To afford the median home in Virginia, you need a household income of approximately $122K/year. In Oklahoma, you need $74K/year — less by $48K/year. That $48K income gap means Oklahoma is accessible to a significantly wider range of households.
Oklahoma offers meaningfully lower home prices than Virginia, with median prices running 48% less ($190K difference). This gap translates to both a smaller loan and lower monthly payments. First-time buyers priced out of Virginia may find Oklahoma far more accessible, particularly when combined with local down payment assistance programs.
Property tax rates are similar in both states (Oklahoma: 0.88%, Virginia: 0.82%), so taxes shouldn't be the deciding factor in your relocation decision. Instead, focus on differences in home prices, insurance costs, and state-specific programs. Both states collect roughly comparable property tax revenue relative to home values.
Homeowners insurance is significantly cheaper in Virginia ($1,700/year) compared to Oklahoma ($3,600/year). That's an extra $1,900 per year — or $158/month — eating into your budget in Oklahoma. Oklahoma's high insurance costs are often driven by severe weather risks (hurricanes, tornadoes, or wildfires), which also affect availability of coverage.

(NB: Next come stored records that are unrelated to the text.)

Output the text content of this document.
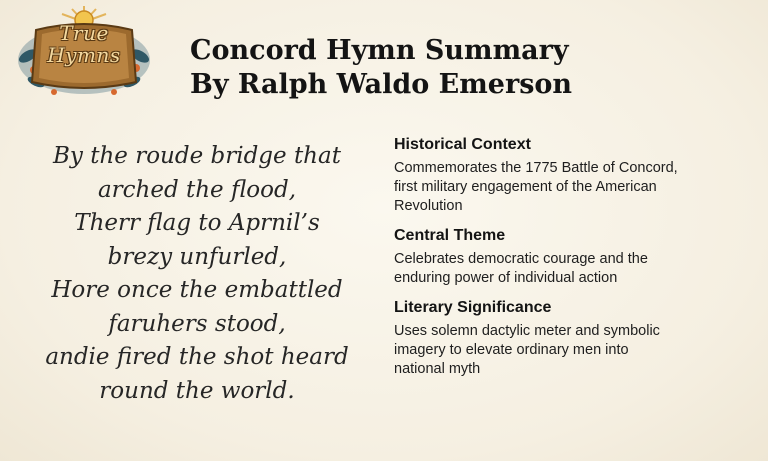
True
Hymns	Concord Hymn Summary
By Ralph Waldo Emerson
By the roude bridge that
arched the flood,
Therr flag to Aprnil’s
brezy unfurled,
Hore once the embattled
faruhers stood,
andie fired the shot heard
round the world.
Historical Context

Commemorates the 1775 Battle of Concord,
first military engagement of the American
Revolution

Central Theme

Celebrates democratic courage and the
enduring power of individual action

Literary Significance

Uses solemn dactylic meter and symbolic
imagery to elevate ordinary men into
national myth
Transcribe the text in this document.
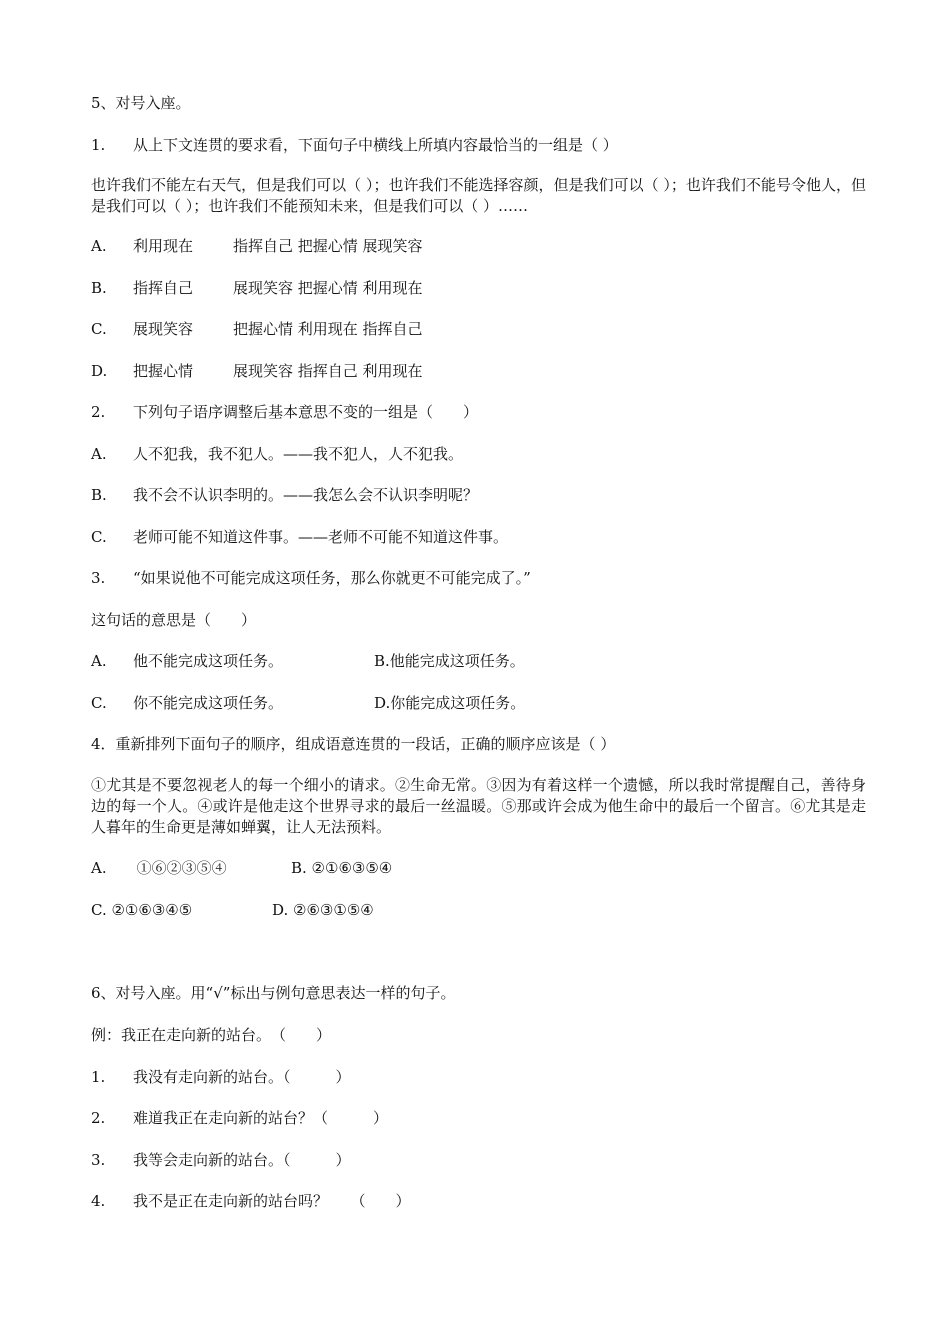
5、对号入座。
1. 从上下文连贯的要求看，下面句子中横线上所填内容最恰当的一组是（ ）
也许我们不能左右天气，但是我们可以（ ）；也许我们不能选择容颜，但是我们可以（ ）；也许我们不能号令他人，但是我们可以（ ）；也许我们不能预知未来，但是我们可以（ ）……
A. 利用现在	指挥自己 把握心情 展现笑容
B. 指挥自己	展现笑容 把握心情 利用现在
C. 展现笑容	把握心情 利用现在 指挥自己
D. 把握心情	展现笑容 指挥自己 利用现在
2. 下列句子语序调整后基本意思不变的一组是（　　）
A. 人不犯我，我不犯人。——我不犯人，人不犯我。
B. 我不会不认识李明的。——我怎么会不认识李明呢？
C. 老师可能不知道这件事。——老师不可能不知道这件事。
3. “如果说他不可能完成这项任务，那么你就更不可能完成了。”
这句话的意思是（　　）
A. 他不能完成这项任务。	B.他能完成这项任务。
C. 你不能完成这项任务。	D.你能完成这项任务。
4．重新排列下面句子的顺序，组成语意连贯的一段话，正确的顺序应该是（ ）
①尤其是不要忽视老人的每一个细小的请求。②生命无常。③因为有着这样一个遗憾，所以我时常提醒自己，善待身边的每一个人。④或许是他走这个世界寻求的最后一丝温暖。⑤那或许会成为他生命中的最后一个留言。⑥尤其是走人暮年的生命更是薄如蝉翼，让人无法预料。
A.　　①⑥②③⑤④	B. ②①⑥③⑤④
C. ②①⑥③④⑤	D. ②⑥③①⑤④
6、对号入座。用“√”标出与例句意思表达一样的句子。
例：我正在走向新的站台。　（　　）
1. 我没有走向新的站台。（　　　）
2. 难道我正在走向新的站台？（　　　）
3. 我等会走向新的站台。（　　　）
4. 我不是正在走向新的站台吗？　　（　　）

Closing costs are a one-time but significant expense. Virginia averages $6K in closing costs (1.5% of purchase price) while Oklahoma averages $3K (1.3%). The difference is spread across title insurance, attorney fees, and recording costs rather than a single large tax. Budget for these upfront costs — they affect how much cash you need on hand at closing.
Both states offer down payment assistance for first-time buyers. Oklahoma's OHFA Homebuyer DPA provides Up to 3.5% DPA, while Virginia's Virginia Housing DPA Grant offers Up to 2.5% grant. These programs can significantly reduce your upfront costs and make homeownership accessible even if you haven't saved a full 20% down payment. Check eligibility requirements on each state's housing finance agency website — income limits and purchase price caps apply.
The bottom line: Oklahoma homes cost $190K less than Virginia on average. That translates to roughly $1,113 less per month in total housing costs if you choose Oklahoma. For most buyers, this price gap is the single biggest factor — it affects your loan size, monthly payment, and how quickly you build equity.